My favourite, though, was the music reserved for wide balls.  Commentary would run something like this: “And there’s a filthy delivery down the leg side for one of these…”  You’d then hear the opening bars of The Carpenters’ Close To You and a millisecond of the famous first line: “Why d…”

So I was saddened to see, following TM Sofa’s acquisition by The Cricketer magazine, that the ECB had pressurised them to shut their doors – something to do with unique broadcasting rights.  But, be still my beating heart, the format apparently lives on at guerillacricket.com.  And that has to be a good thing.  A chap called Craig Burley (not the ex-footballer, judging by his Twitter headshot) tweeted the other day, ‘Thank you @guerillacricket and your Test Match Sofa predecessors for what you've done to democratize and diversify cricket commentary.’  Couldn’t agree more, Craig.  Apart from spelling democratise with a ‘z’, that is.

“He couldn’t train ivy up the wall at the minute.”

If you haven’t listened to the Final Furlong podcast, you really must.  Horseracing is constantly looking for ways to appeal to a wider, more mainstream audience.  And, although this show is incredibly detailed in its analysis and opinion, the style of presentation is a million miles from the stuffy, old-fashioned image sometimes associated with the sport.

The regulars are presenter Emmet Kennedy and At The Races pundits Kevin Blake and Vanessa Ryle.  There’s a lovely relationship between the three of them and they clearly revel in each other’s company.  The two Irish lads gently rib Ryle for being “drunk as a lord” in various racing-related situations, and generally for being a bit posh.  She, in response, is not averse to telling them to “go f*** yourselves”, prompting much sniggering and a bit of eye-rolling from the producer (Deirdre) who has to comb through the podcast bleeping out all the F-bombs.  It’s basically like hanging out with the funny people in the boozer.  Crucially, they also know their stuff.  Like inside-out.

Blake is often the one to introduce a nice turn of phrase.  He describes horses using wonderful oxymorons like “shocking impressive” or even “woeful impressive” and it was he who pointed out, earlier this season, that “Jonjo O’Neill couldn’t train ivy up the wall at the minute.”
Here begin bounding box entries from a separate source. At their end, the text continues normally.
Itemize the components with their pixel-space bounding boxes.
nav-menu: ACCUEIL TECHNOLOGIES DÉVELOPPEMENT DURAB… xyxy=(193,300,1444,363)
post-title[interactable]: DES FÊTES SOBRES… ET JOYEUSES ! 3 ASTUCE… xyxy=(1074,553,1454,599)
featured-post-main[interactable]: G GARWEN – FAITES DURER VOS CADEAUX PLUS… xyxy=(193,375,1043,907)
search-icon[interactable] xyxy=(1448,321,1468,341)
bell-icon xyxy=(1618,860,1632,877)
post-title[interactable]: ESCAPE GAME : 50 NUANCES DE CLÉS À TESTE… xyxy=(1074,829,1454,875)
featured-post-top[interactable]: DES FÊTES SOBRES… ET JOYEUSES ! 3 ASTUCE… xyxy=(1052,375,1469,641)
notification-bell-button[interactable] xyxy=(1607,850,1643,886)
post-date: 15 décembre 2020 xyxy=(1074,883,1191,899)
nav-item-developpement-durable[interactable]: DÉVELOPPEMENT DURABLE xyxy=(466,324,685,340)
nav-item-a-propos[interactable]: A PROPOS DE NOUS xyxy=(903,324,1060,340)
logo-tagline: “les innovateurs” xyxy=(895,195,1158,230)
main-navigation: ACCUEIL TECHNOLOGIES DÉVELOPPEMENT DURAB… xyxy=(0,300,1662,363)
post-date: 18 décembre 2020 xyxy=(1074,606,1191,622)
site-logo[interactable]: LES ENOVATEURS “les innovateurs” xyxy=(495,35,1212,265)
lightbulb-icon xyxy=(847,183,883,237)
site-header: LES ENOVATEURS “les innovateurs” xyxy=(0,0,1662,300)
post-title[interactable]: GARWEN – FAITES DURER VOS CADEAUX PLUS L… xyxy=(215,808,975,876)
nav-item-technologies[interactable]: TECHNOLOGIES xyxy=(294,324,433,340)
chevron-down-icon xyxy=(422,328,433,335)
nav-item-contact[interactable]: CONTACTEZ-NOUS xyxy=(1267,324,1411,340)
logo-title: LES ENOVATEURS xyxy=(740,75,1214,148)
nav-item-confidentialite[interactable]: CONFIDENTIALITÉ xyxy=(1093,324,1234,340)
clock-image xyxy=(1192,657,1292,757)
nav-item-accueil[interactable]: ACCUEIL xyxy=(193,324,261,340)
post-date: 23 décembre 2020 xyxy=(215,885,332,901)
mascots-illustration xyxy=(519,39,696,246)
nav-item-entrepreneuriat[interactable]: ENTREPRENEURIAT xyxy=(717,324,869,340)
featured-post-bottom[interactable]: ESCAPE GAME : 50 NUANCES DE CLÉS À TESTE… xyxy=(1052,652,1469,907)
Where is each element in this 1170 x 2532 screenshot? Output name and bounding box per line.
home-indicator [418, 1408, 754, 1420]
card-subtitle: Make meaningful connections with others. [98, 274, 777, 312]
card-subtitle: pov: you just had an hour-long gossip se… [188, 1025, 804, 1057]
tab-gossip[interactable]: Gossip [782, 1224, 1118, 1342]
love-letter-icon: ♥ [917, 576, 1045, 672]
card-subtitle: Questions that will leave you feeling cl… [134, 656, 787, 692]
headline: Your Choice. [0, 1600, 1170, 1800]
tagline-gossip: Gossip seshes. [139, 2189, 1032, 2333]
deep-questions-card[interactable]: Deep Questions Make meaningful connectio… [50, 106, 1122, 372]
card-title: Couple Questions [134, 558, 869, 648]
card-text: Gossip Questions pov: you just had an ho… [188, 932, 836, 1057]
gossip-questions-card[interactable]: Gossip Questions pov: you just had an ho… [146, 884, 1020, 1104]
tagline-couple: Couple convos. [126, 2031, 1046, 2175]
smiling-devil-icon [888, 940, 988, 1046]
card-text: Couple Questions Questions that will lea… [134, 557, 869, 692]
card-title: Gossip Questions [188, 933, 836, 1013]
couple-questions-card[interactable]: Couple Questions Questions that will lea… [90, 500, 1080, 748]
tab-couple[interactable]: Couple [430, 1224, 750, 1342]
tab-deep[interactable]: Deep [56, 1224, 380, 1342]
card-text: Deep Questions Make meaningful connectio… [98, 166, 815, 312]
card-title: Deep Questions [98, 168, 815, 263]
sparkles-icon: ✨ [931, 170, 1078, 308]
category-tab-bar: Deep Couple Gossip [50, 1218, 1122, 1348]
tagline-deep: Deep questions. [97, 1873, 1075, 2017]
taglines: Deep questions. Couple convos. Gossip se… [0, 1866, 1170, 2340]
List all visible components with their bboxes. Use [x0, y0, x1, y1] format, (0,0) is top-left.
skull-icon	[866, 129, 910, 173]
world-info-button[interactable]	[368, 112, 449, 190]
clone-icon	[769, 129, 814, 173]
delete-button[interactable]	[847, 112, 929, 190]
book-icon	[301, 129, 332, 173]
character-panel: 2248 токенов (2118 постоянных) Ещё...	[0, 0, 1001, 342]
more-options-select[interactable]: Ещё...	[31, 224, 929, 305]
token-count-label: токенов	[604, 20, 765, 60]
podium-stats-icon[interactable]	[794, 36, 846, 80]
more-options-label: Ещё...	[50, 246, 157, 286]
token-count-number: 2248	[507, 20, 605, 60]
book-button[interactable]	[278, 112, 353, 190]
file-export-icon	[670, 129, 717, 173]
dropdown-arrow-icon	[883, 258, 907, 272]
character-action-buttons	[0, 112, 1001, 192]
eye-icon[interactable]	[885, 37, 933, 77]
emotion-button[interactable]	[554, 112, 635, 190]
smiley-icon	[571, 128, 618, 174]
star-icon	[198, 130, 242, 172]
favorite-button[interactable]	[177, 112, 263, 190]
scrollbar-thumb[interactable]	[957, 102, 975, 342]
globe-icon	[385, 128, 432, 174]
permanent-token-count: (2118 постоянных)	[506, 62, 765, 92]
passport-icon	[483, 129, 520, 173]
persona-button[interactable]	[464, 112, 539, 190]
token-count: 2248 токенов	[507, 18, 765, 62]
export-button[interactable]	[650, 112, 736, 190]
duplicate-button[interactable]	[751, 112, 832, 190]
Great punditry can blend with the sporting action it describes and influence the way you experience particular events.  For example, the Final Furlongers are always banging on about “gravy”.  When they talk about a horse they fancy, they might encourage you to “load up the gravy train.”  If a panellist is being cagey, Kennedy will likely say, “If you’ve found gravy, you’ve a duty to share it with the group.”  So when Cause Of Causes (a tip from Blake) won the Kim Muir at the Cheltenham Festival recently, I naturally roared him home with that single word: “Gravy!”  Not something I’ll be forgetting in a hurry.  Nor indeed will those who were standing within 30 metres of me in the Guinness Village at the course.